Qui avait manigancé cela ? Alors qu'elle ruminait, le regard vide, dégoutée, choquée, amère, et en colère, elle sentait les regards s'abattre sur elle. Ce soir-là, ils restèrent longtemps à discuter à table de choses et d'autres, notamment l'arrière grand-père de Dracula (lui même nommé Dracula) dont la vie méritait certainement d'être racontée.
Amande, sa mère, regardait sa fille, jubilant de son coup. Elle n'avait jamais été très proche de sa fille, et remarquait ces dernières années son comportement insupportable avec les femmes qu'elle fréquentait. Connaissant le caractère direct et fort d'Adèle, et aimant fort sa famille, elle avait trouvé bon d'organiser avec Elisabeth et Dracula une double fiançailles.
Le regard de Félice était affolé, et compatissant pour son amie. C'était certainement dans ses bras que ce soir, la loup-garou allait réguler ses émotions fortes. Mia, au contraire, ne la regardait même pas. Elle rayonnait, ce soir-là, et fixait d'un air vengeur Perséphone. Le visage de la blonde était pâle, encore plus que d'habitude. Sa lèvre s'agitait parfois d'un tressaut, mais elle gardait un visage neutre.
Ses beaux yeux bleus ne croisèrent ni ceux de Lupa, ni ceux de Mia. Elle sourit presque poliment à sa soeur, comme pour approuver cette union, parla avec Amande de sa passion pour les roses rouges qu'elle faisait pousser dans le jardin, et écouta l'histoire de son arrière arrière grand-père Dracula avec un intérêt limité.
Son pied trouva celui de Lupa, et ne le quitta pas pendant tout le repas. Comme un talisman, cela eut l'avantage de repousser les avances de Ray, qui se tint tranquille pendant tout le repas.
Le couple qui tenait la maison finit par annoncer la fin du repas, et la fin du calvaire pour Lupa et Perséphone. Elles ne se regardèrent pas non plus en se levant, un seul coup d'œil aurait été comme s'embrasser devant tout le monde réunit là. Soudain, cette relation naissante paraissait comme un adultère, une tromperie effrayante.

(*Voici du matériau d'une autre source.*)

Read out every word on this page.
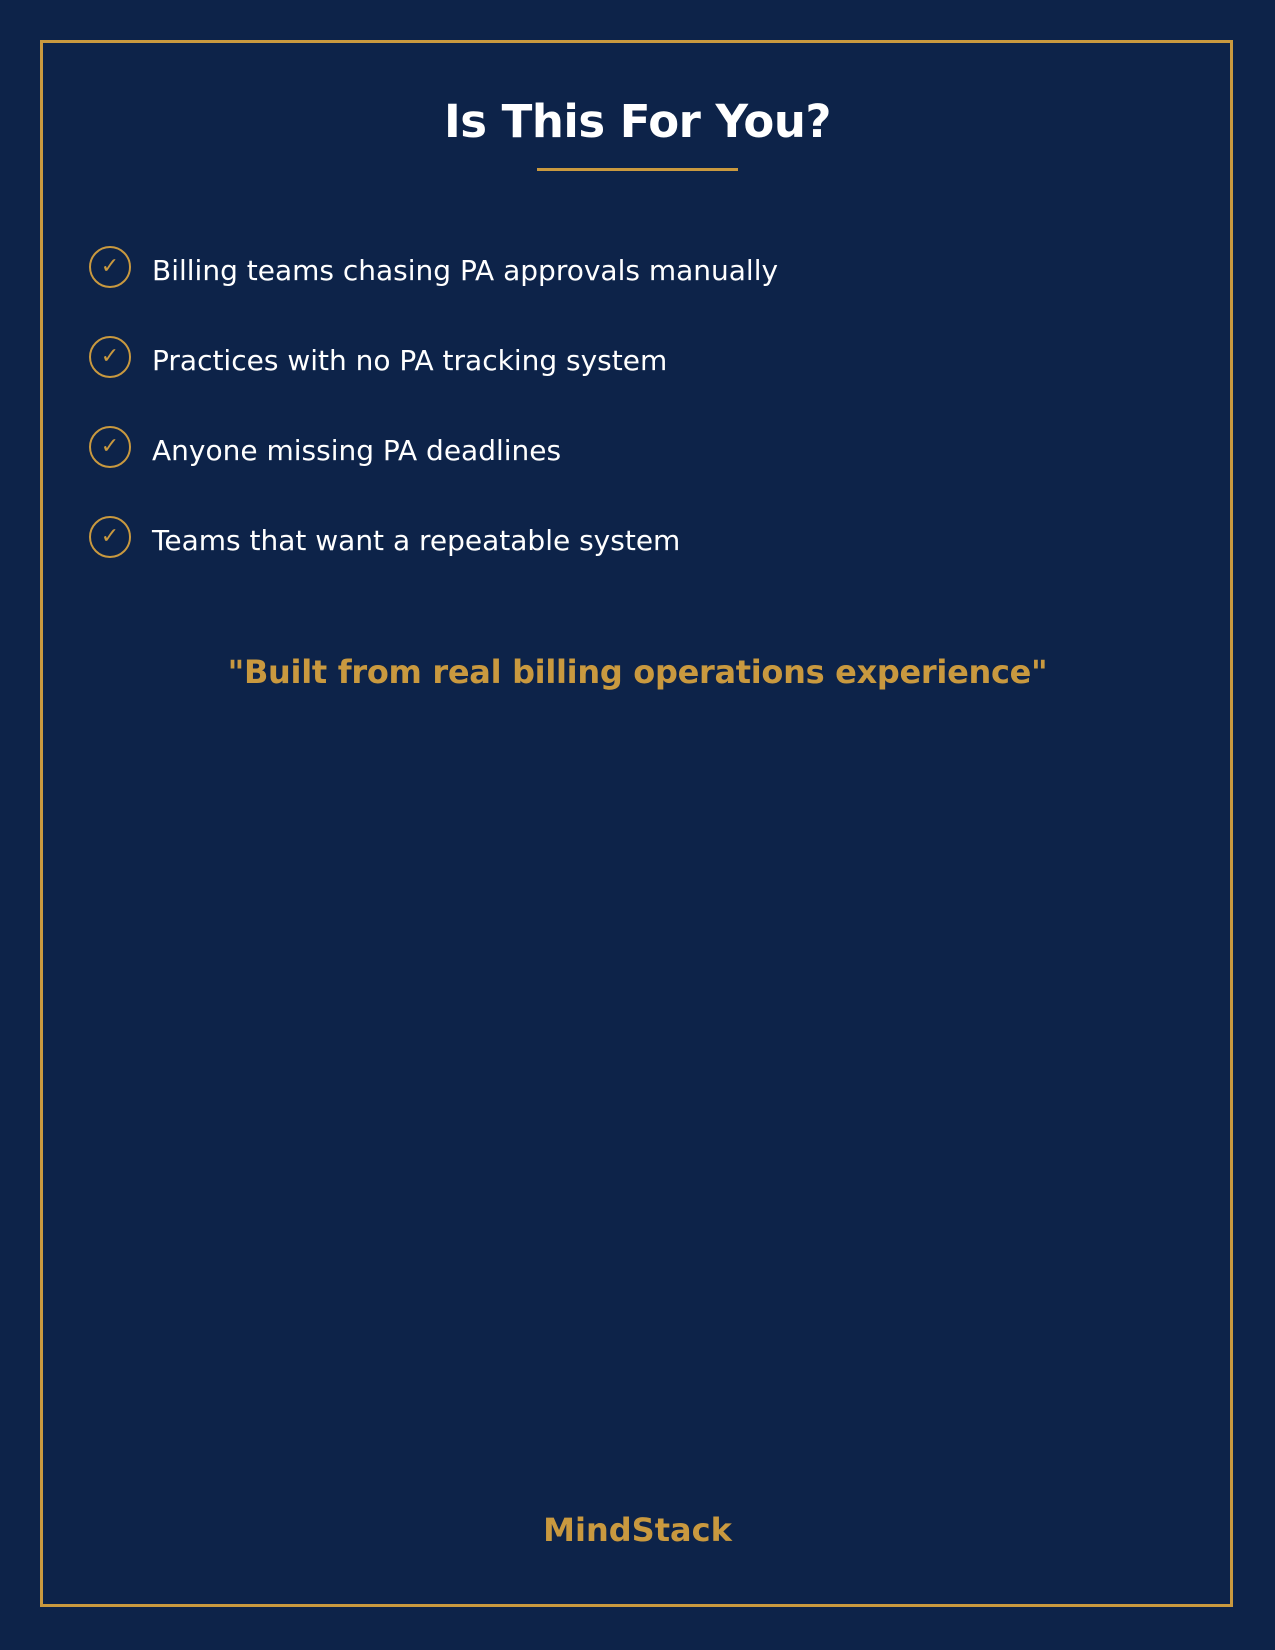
Is This For You?
✓	Billing teams chasing PA approvals manually
✓	Practices with no PA tracking system
✓	Anyone missing PA deadlines
✓	Teams that want a repeatable system

"Built from real billing operations experience"

MindStack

Lupa ne se sentait pas très bien. Comme Félice l'avait prévu, elle quitta la pièce queue entre les jambes et oreilles baissées en arrière. Elle se précipita à sa suite pour lui présenter un petit salon non loin, dans lequel elles s'assirent pour parler.
- Hey... Je suis vraiment désolée, je ne savais pas du tout.
- J'imagine, grogna la brune d'un air perdu, ses yeux prenant des couleurs moins agressives que d'habitude. Sinon tu me l'aurais dit.
- C'est vrai. Tu m'en as pas parlé, enfin pas encore mais...
Félice baissa le ton, laissant son amie poser sa tête sur ses genoux serrés entre eux.
- Tu es en train de tomber amoureuse de Perséphone ?
- Je tombe amoureuse de personne, moi, dit soudain la loup-garou en relevant la tête pour lui jeter un regard noir de ses pupilles jaunes fendues.
- Tu m'as comprise. Il se passe quelque chose entre elle et toi, vous fricotez ensemble. Je veux bien te trouver tout les synonymes du monde, mais vous formez quelque chose.
- Disons que je vais me la faire.
- Tu ne veux pas avouer que tu lui trouves quelque chose, soupira la rousse doucement. Tu ne veux pas être un peu romantique, quelques fois ? Sans obscénités ?
- C'est sa tête entre mes cuisses, l'obscénité.
- Arrête de rire de ça. Elle est engagée.
- Elle n'en a pas envie et ça se voit bien. C'est sa famille et Ray qui la forcent, c'est une connerie tout ça.
- Peut-être, je ne sais pas. Mais toi tu es engagée aussi.
- Tu crois que je vais me laisser faire ?! Mais hors de question ! Crois moi que ce soir, je vais aller hurler dans la chambre de ma mère...
Alors que Lupa parlait avec rage du traitement qu'elle réservait à sa mère (qui ne sera pas décrit ici car trop sanglant et grossier) Félice laissa son esprit dériver vers une personne plus douce et moins disgracieuse. La belle Mia, avec qui il était désormais plus compliqué que jamais de converser au vu des évènements qui s'enchainaient dernièrement. Elle regarda la pleine lune par la fenêtre éclairer les cheveux ondulés de son amie.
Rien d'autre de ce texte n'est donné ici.